Chemicals are found in most households worldwide. We often use them to clean our homes, cars, lawns, and more! However, most people don’t even think about safely storing chemicals at home for everyday use.
Children and pets always seem to get into weird hiding places. Unfortunately, some of those places may be where these chemicals are stored in your house. To avoid causing any potential injuries, here are some of our best tips for safely storing chemicals at home. We’ve also included ways to identify these hazardous products, as well as how to dispose of them safely.
Defining Hazardous Chemicals
It would probably be easier to identify all unknown substances as “hazardous chemicals.” It’s still essential to ensure that everybody knows what that means. A substance is considered hazardous when it falls under one of these categories:
- Ignitability: how flammable it can be in certain circumstances (ex. used solvents)
- Corrosivity: the ability to corrode metal containers (ex. battery acid)
- Reactivity: unstable under “normal” conditions, which could lead to explosions or violent reactions (ex. explosives)
- Toxicity: can be lethal if misused (ex. containing mercury)
In addition, chemicals can also be identified by various symbols, provided you still have the original packaging.
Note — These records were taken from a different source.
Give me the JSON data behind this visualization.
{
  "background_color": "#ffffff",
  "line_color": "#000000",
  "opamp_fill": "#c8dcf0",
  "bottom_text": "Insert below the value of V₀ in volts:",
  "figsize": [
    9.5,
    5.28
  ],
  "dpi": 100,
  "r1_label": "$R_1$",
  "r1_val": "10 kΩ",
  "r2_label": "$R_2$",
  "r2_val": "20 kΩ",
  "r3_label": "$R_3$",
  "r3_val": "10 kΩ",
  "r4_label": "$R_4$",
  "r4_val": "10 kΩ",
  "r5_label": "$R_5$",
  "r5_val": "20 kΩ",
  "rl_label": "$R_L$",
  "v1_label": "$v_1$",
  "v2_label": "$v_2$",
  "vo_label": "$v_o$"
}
Tips on Safely Storing Chemicals at Home
Many of us are guilty of coming home from the grocery store and dumping everything into the pantry without bothering to see if they should all be there. Luckily, we have a handy guide to help you out.
Here are some tips to help organize and safely store your chemicals.
Read the Safety Label
While browsing the grocery store, make it a habit to read labels, especially for cleaning products. They’re there to provide instructions on how to use the product properly, how to store it, and what to do in an emergency.
Some products have added safety elements that discourage pets and children from ingesting them.
Keep Away From Children and Pets
Children and pets are notorious for getting into spaces where they shouldn’t be, like under the sink. It seems logical that the best place to put household cleaning items would be under the sink. It is below your waist and, therefore, in the pet/children zone.
It would be better if the cupboard was somewhere dry, well-ventilated, and also at eye level. This way, you won’t have to strain to see the labels. Plus, it’s out of the reach of curious little hands.
If there are no other options, ensure the designated cupboard has a reliable lock.
Store Away From Sunlight
Say you’ve found the right cupboard. Yet, the cabinet door tends to open at random times of the day. At first, you don’t think it’s a big deal since it’s out of reach for your kids or pet. However, you soon realize this cabinet directly faces the window over the sink with all the sunlight pouring in.
Unfortunately, sunlight can affect the efficacy of your cleaner and render it useless if exposed long enough. It can also damage the container to the point of cracking, resulting in spills and leaks in your cupboard.
Minimize Chemicals at Home
Unless you’re a cleaning service that needs an inventory of gallons and gallons of toilet cleaner, it’s more practical to only have essential cleaning supplies on hand. This way, you can track what needs to be replenished and what needs to be replaced.
It’s never fun mistaking insect repellant with air freshener. That’s why it’s good practice to label everything.
The label should also include the category and symbols identifying that particular chemical. It should be easy to read and somewhat waterproof in case of leaks.
Regularly Check for Leaks
It’s always good practice to check for leaks, especially for solutions you rarely use. Even if they’re not corrosive, some substances deteriorate their containers over time. You never know.
Safely Using Hazardous Chemicals
Overlooking proper storage is something most of us overlook. Sometimes we rush to clean something up and forget that these are dangerous, possibly toxic, substances. Yet, you never manage to follow safety protocols when using these chemicals.
To safeguard you and your family, take a look at these safety guidelines for dealing with hazardous chemicals:
- PPE should always be the first thing worn when dealing with chemicals
- The space you’re working in should be well-ventilated
- Avoid mixing substances unless the label explicitly tells you to do so
- Clean up any leftover products or spills as they occur
- If you come in contact with any hazardous substance, immediately rinse with water
Safely Disposing of Household Chemicals
After reading about how to use and store chemicals at home safely, it’s now time to learn the correct way to dispose of these hazardous chemicals. For starters, never pour any fluids down the drain. That will damage your pipes, not to mention the environment.
As for the containers, look for a more eco-friendly way of removing them instead of throwing them out with your regular trash. Your local recycling centre would be an excellent place to start looking. If not, they should be able to point you in the direction of the right people. Make sure to research each company that you’re dealing with. Just because they say they recycle everything doesn’t mean they don’t produce waste either.
Hazardous chemicals are part of everyday life and are difficult to avoid. Identifying them by their category or label helps to know the best way to use them. In addition, you also have to safely store chemicals at home and dispose of them properly once you’re done with them.
Even though hazardous chemicals can be intimidating, following these guidelines can make using them more manageable. So, if you have a commercial cleaning business or enjoy cleaning, this guide is a good starting point for working with toxic substances.